Prohibition Years at Ponce Park

Wed, Aug 09, 2023 at 10:00AM

Lawmen with confiscated alcohol%u2013 Volusia County, Florida c.1920

Most of us are aware of the era in which the production, transport and sale of alcoholic beverages were prohibited as of January 16, 1920. with passage of the Eighteenth Amendment to the U.S. Constitution.  However, many people are unfamiliar with the role played by Ponce Inlet Lighthouse’s keepers during that time in assisting in the apprehension of so-called “Rum Runners,” who smuggled in rum and other forbidden beverages from nearby sources such as the Bahamas. 

They were very inventive when it came to evading law enforcement, sometimes tying the cargo to sea buoys located at the inlet entrance for later pickup by other boats or concealing the bottles among their legal cargo or even underneath their vessels.   Secluded inlets and bays along the Florida coast were perfect places for smugglers’ boats to land undetected, especially at Ponce Inlet (known as Mosquito Inlet until 1927), and thick undergrowth was also a benefit when escaping from law enforcement.
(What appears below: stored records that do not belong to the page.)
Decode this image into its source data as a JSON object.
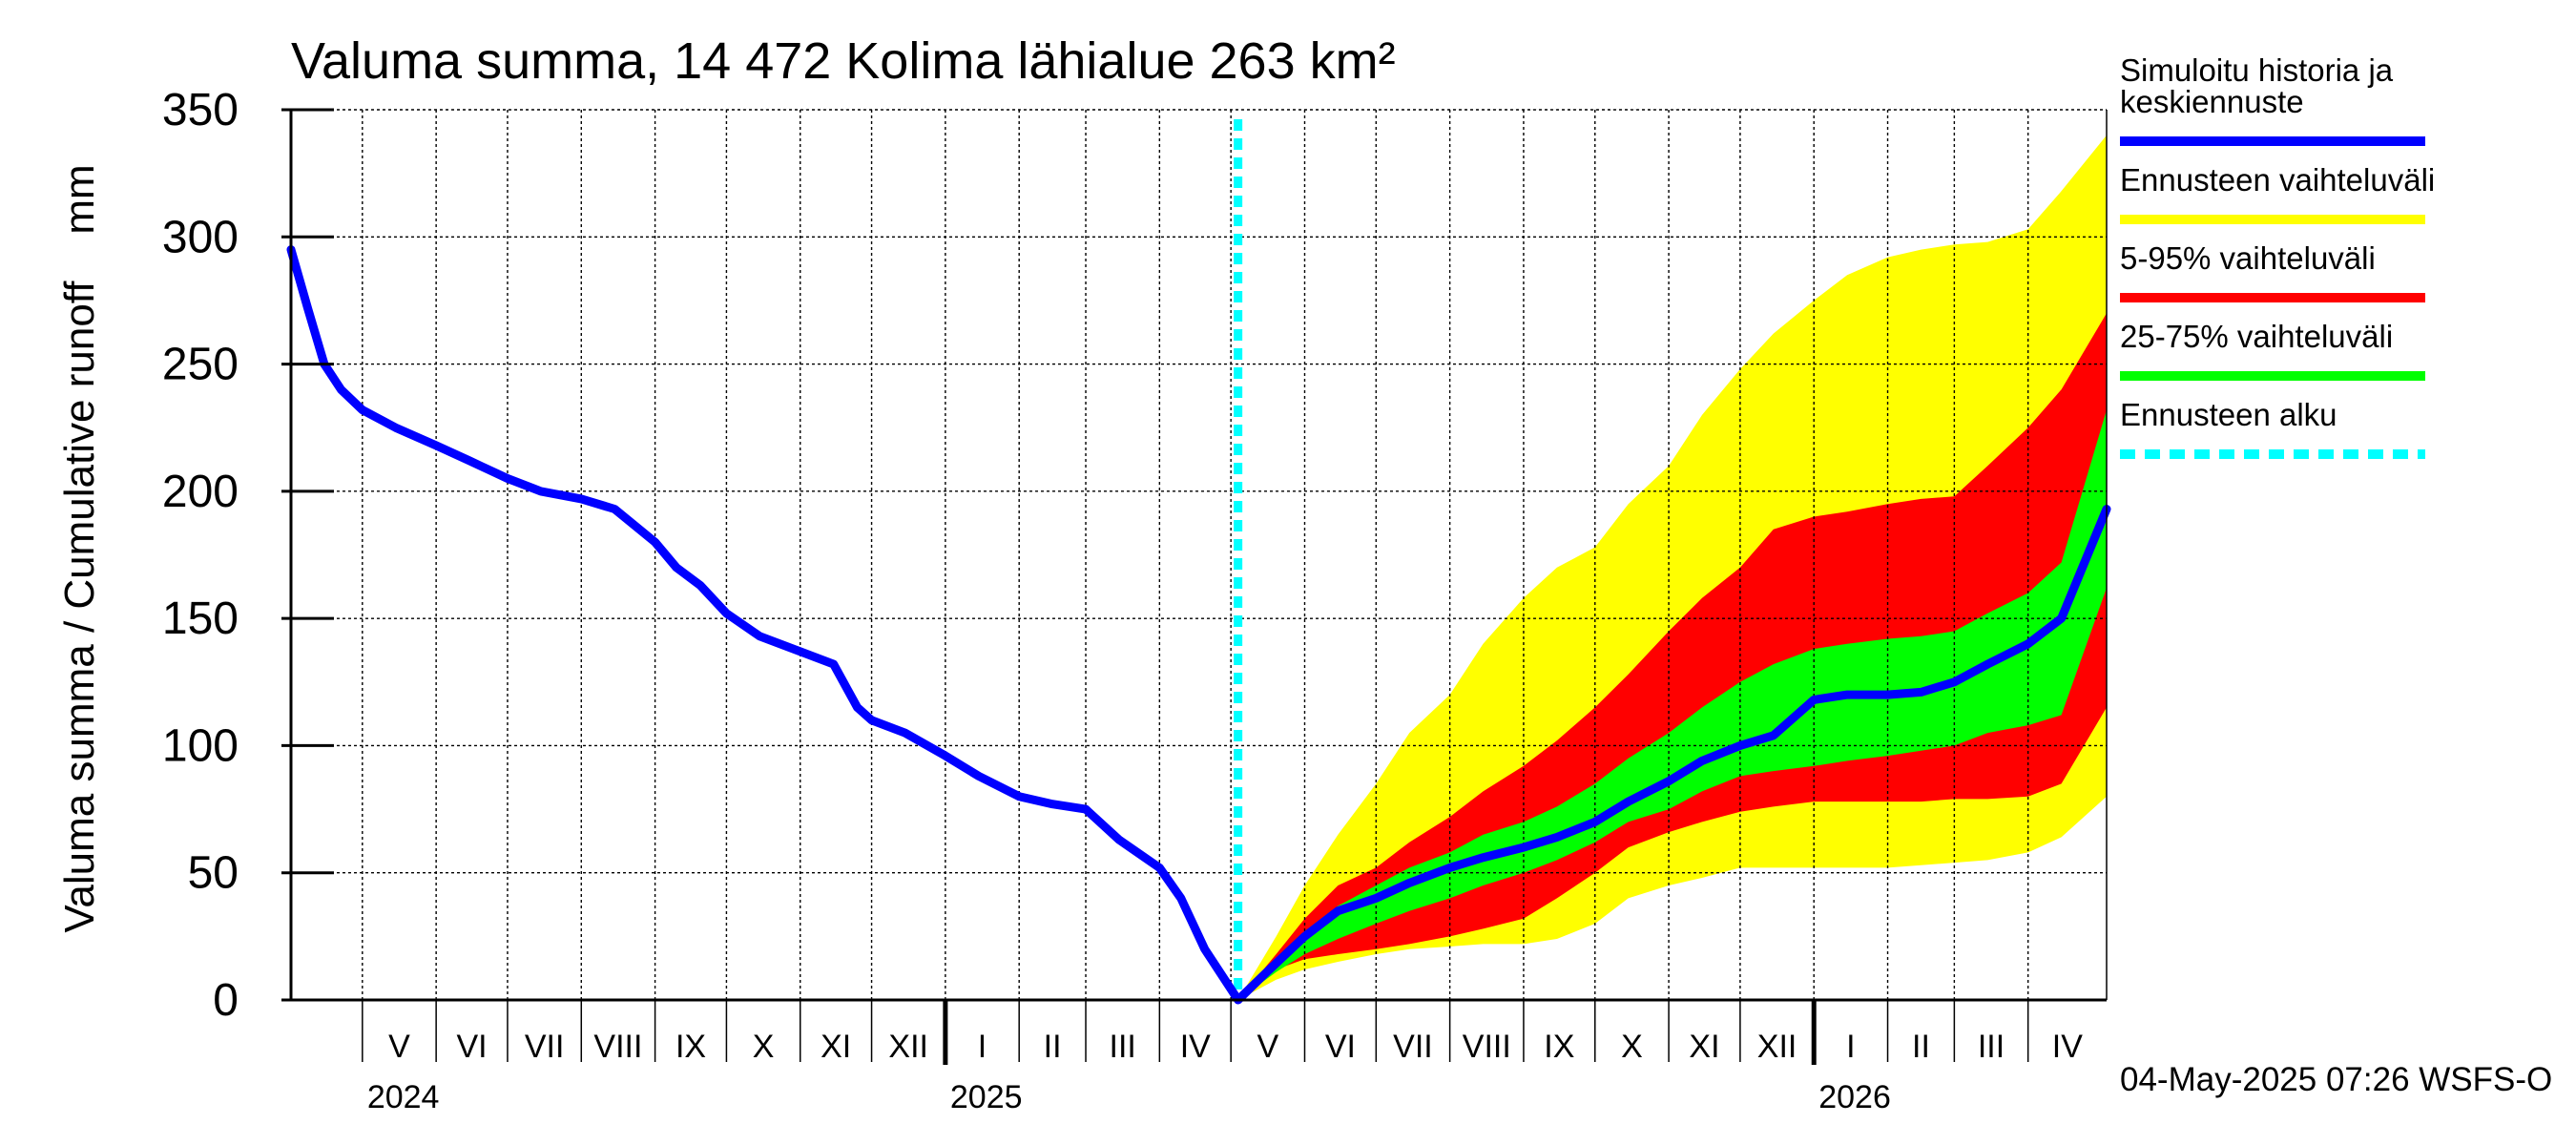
{
  "chart_data": {
    "type": "area",
    "title": "Valuma summa, 14 472 Kolima lähialue 263 km²",
    "ylabel": "Valuma summa / Cumulative runoff    mm",
    "ylim": [
      0,
      350
    ],
    "yticks": [
      0,
      50,
      100,
      150,
      200,
      250,
      300,
      350
    ],
    "grid": true,
    "x_range": [
      "2024-04-01",
      "2026-05-04"
    ],
    "forecast_start": "2025-05-04",
    "months": [
      {
        "label": "V",
        "start": "2024-05-01"
      },
      {
        "label": "VI",
        "start": "2024-06-01"
      },
      {
        "label": "VII",
        "start": "2024-07-01"
      },
      {
        "label": "VIII",
        "start": "2024-08-01"
      },
      {
        "label": "IX",
        "start": "2024-09-01"
      },
      {
        "label": "X",
        "start": "2024-10-01"
      },
      {
        "label": "XI",
        "start": "2024-11-01"
      },
      {
        "label": "XII",
        "start": "2024-12-01"
      },
      {
        "label": "I",
        "start": "2025-01-01"
      },
      {
        "label": "II",
        "start": "2025-02-01"
      },
      {
        "label": "III",
        "start": "2025-03-01"
      },
      {
        "label": "IV",
        "start": "2025-04-01"
      },
      {
        "label": "V",
        "start": "2025-05-01"
      },
      {
        "label": "VI",
        "start": "2025-06-01"
      },
      {
        "label": "VII",
        "start": "2025-07-01"
      },
      {
        "label": "VIII",
        "start": "2025-08-01"
      },
      {
        "label": "IX",
        "start": "2025-09-01"
      },
      {
        "label": "X",
        "start": "2025-10-01"
      },
      {
        "label": "XI",
        "start": "2025-11-01"
      },
      {
        "label": "XII",
        "start": "2025-12-01"
      },
      {
        "label": "I",
        "start": "2026-01-01"
      },
      {
        "label": "II",
        "start": "2026-02-01"
      },
      {
        "label": "III",
        "start": "2026-03-01"
      },
      {
        "label": "IV",
        "start": "2026-04-01"
      }
    ],
    "years": [
      {
        "label": "2024",
        "start": "2024-05-01"
      },
      {
        "label": "2025",
        "start": "2025-01-01"
      },
      {
        "label": "2026",
        "start": "2026-01-01"
      }
    ],
    "series": [
      {
        "name": "Ennusteen vaihteluväli",
        "kind": "band",
        "color": "#ffff00",
        "x": [
          "2025-05-04",
          "2025-05-20",
          "2025-06-01",
          "2025-06-15",
          "2025-07-01",
          "2025-07-15",
          "2025-08-01",
          "2025-08-15",
          "2025-09-01",
          "2025-09-15",
          "2025-10-01",
          "2025-10-15",
          "2025-11-01",
          "2025-11-15",
          "2025-12-01",
          "2025-12-15",
          "2026-01-01",
          "2026-01-15",
          "2026-02-01",
          "2026-02-15",
          "2026-03-01",
          "2026-03-15",
          "2026-04-01",
          "2026-04-15",
          "2026-05-04"
        ],
        "high": [
          0,
          25,
          45,
          65,
          85,
          105,
          120,
          140,
          158,
          170,
          178,
          195,
          210,
          230,
          248,
          262,
          275,
          285,
          292,
          295,
          297,
          298,
          303,
          318,
          340
        ],
        "low": [
          0,
          8,
          12,
          15,
          18,
          20,
          21,
          22,
          22,
          24,
          30,
          40,
          45,
          48,
          52,
          52,
          52,
          52,
          52,
          53,
          54,
          55,
          58,
          64,
          80
        ]
      },
      {
        "name": "5-95% vaihteluväli",
        "kind": "band",
        "color": "#ff0000",
        "x": [
          "2025-05-04",
          "2025-05-20",
          "2025-06-01",
          "2025-06-15",
          "2025-07-01",
          "2025-07-15",
          "2025-08-01",
          "2025-08-15",
          "2025-09-01",
          "2025-09-15",
          "2025-10-01",
          "2025-10-15",
          "2025-11-01",
          "2025-11-15",
          "2025-12-01",
          "2025-12-15",
          "2026-01-01",
          "2026-01-15",
          "2026-02-01",
          "2026-02-15",
          "2026-03-01",
          "2026-03-15",
          "2026-04-01",
          "2026-04-15",
          "2026-05-04"
        ],
        "high": [
          0,
          18,
          32,
          45,
          52,
          62,
          72,
          82,
          92,
          102,
          115,
          128,
          145,
          158,
          170,
          185,
          190,
          192,
          195,
          197,
          198,
          210,
          225,
          240,
          270
        ],
        "low": [
          0,
          12,
          16,
          18,
          20,
          22,
          25,
          28,
          32,
          40,
          50,
          60,
          66,
          70,
          74,
          76,
          78,
          78,
          78,
          78,
          79,
          79,
          80,
          85,
          115
        ]
      },
      {
        "name": "25-75% vaihteluväli",
        "kind": "band",
        "color": "#00ff00",
        "x": [
          "2025-05-04",
          "2025-05-20",
          "2025-06-01",
          "2025-06-15",
          "2025-07-01",
          "2025-07-15",
          "2025-08-01",
          "2025-08-15",
          "2025-09-01",
          "2025-09-15",
          "2025-10-01",
          "2025-10-15",
          "2025-11-01",
          "2025-11-15",
          "2025-12-01",
          "2025-12-15",
          "2026-01-01",
          "2026-01-15",
          "2026-02-01",
          "2026-02-15",
          "2026-03-01",
          "2026-03-15",
          "2026-04-01",
          "2026-04-15",
          "2026-05-04"
        ],
        "high": [
          0,
          14,
          27,
          37,
          45,
          52,
          58,
          65,
          70,
          76,
          85,
          95,
          105,
          115,
          125,
          132,
          138,
          140,
          142,
          143,
          145,
          152,
          160,
          172,
          232
        ],
        "low": [
          0,
          11,
          18,
          24,
          30,
          35,
          40,
          45,
          50,
          55,
          62,
          70,
          75,
          82,
          88,
          90,
          92,
          94,
          96,
          98,
          100,
          105,
          108,
          112,
          162
        ]
      },
      {
        "name": "Simuloitu historia ja keskiennuste",
        "kind": "line",
        "color": "#0000ff",
        "x": [
          "2024-04-01",
          "2024-04-08",
          "2024-04-15",
          "2024-04-22",
          "2024-05-01",
          "2024-05-15",
          "2024-06-01",
          "2024-06-15",
          "2024-07-01",
          "2024-07-15",
          "2024-08-01",
          "2024-08-15",
          "2024-09-01",
          "2024-09-10",
          "2024-09-20",
          "2024-10-01",
          "2024-10-15",
          "2024-11-01",
          "2024-11-15",
          "2024-11-25",
          "2024-12-01",
          "2024-12-15",
          "2025-01-01",
          "2025-01-15",
          "2025-02-01",
          "2025-02-15",
          "2025-03-01",
          "2025-03-15",
          "2025-04-01",
          "2025-04-10",
          "2025-04-20",
          "2025-05-04",
          "2025-05-15",
          "2025-06-01",
          "2025-06-15",
          "2025-07-01",
          "2025-07-15",
          "2025-08-01",
          "2025-08-15",
          "2025-09-01",
          "2025-09-15",
          "2025-10-01",
          "2025-10-15",
          "2025-11-01",
          "2025-11-15",
          "2025-12-01",
          "2025-12-15",
          "2026-01-01",
          "2026-01-15",
          "2026-02-01",
          "2026-02-15",
          "2026-03-01",
          "2026-03-15",
          "2026-04-01",
          "2026-04-15",
          "2026-05-04"
        ],
        "y": [
          295,
          272,
          250,
          240,
          232,
          225,
          218,
          212,
          205,
          200,
          197,
          193,
          180,
          170,
          163,
          152,
          143,
          137,
          132,
          115,
          110,
          105,
          96,
          88,
          80,
          77,
          75,
          63,
          52,
          40,
          20,
          0,
          10,
          25,
          35,
          40,
          46,
          52,
          56,
          60,
          64,
          70,
          78,
          86,
          94,
          100,
          104,
          118,
          120,
          120,
          121,
          125,
          132,
          140,
          150,
          193
        ]
      }
    ],
    "legend": {
      "placement": "right",
      "items": [
        {
          "label": "Simuloitu historia ja keskiennuste",
          "color": "#0000ff",
          "style": "solid"
        },
        {
          "label": "Ennusteen vaihteluväli",
          "color": "#ffff00",
          "style": "solid"
        },
        {
          "label": "5-95% vaihteluväli",
          "color": "#ff0000",
          "style": "solid"
        },
        {
          "label": "25-75% vaihteluväli",
          "color": "#00ff00",
          "style": "solid"
        },
        {
          "label": "Ennusteen alku",
          "color": "#00ffff",
          "style": "dashed"
        }
      ]
    },
    "footer": "04-May-2025 07:26 WSFS-O"
  }
}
Ponce Park/Ponce De Leon Inlet Lighthouse c.1953

Ponce Park/Ponce De Leon Inlet Lighthouse c.1953

When people think of Ponce Inlet nowadays, they think of a law-abiding community (for the most part).  However, during Prohibition (when it was a sleepy little village named Ponce Park), it at times resembled the Wild West! One example was a shootout between federal agents and rum runners late one night and into the early morning hours when law enforcement swooped down on two boats at Ponce Park.

According to an article from New Smyrna Daily News of May 2nd, 1924, one woman was wounded, five men arrested, 250 cases of liquor, a gasoline launch and five automobiles were confiscated in one of the most daring and largest raids on rum pirates of Volusia County. Whizzing bullets from high-powered rifles and revolvers, and scatter shot from shotguns flew in an effort by law enforcement officers to capture the smugglers.  The woman, attempting to land cargo in a gasoline launch, was shot in the stomach in the crossfire, but the launch made a successful escape.  The second launch was captured and taken as evidence.  Women and men, in an effort to escape the melee, emerged from the underbrush with their clothes almost torn from their bodies, while engines roared and sirens screeched in a vain attempt to escape along the road.  One well-known fisherman jumped overboard from the second launch and swam away, hiding under a mangrove bush for three hours before his arrest.

As Florida’s population increased, the Coast Guard encountered more and more problems in apprehending rum runners or bootleggers.  They had the duty to protect the coasts, and the lighthouse keepers were pressed into service to keep a constant vigil and report any suspicious activity, day or night. From their vantage point high in the tower, keepers could monitor clandestine landings. Eventually the Lighthouse Service would grant an official commendation for meritorious service to Charles L. Sisson, keeper of the Mosquito Inlet Lighthouse Station from July 1924 until August 1926, who cooperated with the Coast Guard in keeping on the lookout for smugglers and providing assistance to personnel of the Coast Guard Cutter Yamacraw.

Charles Sisson and Family
Charles Sisson and Family
 
US Coast Guard Yamacraw c.1914
US Coast Guard Yamacraw c.1914
 

A rumor exists that someone had gifted a keeper with a bottle of illegal whiskey.  However, the keeper was a teetotaler but a polite one.  He did not wish to refuse a gift but had no wish to consume it or pass it on to someone else who might be corrupted by it.  Instead, the story goes that he buried the bottle under the second assistant keeper’s dwelling, but it has yet to be found (and I’m sure many efforts have been made to do so)!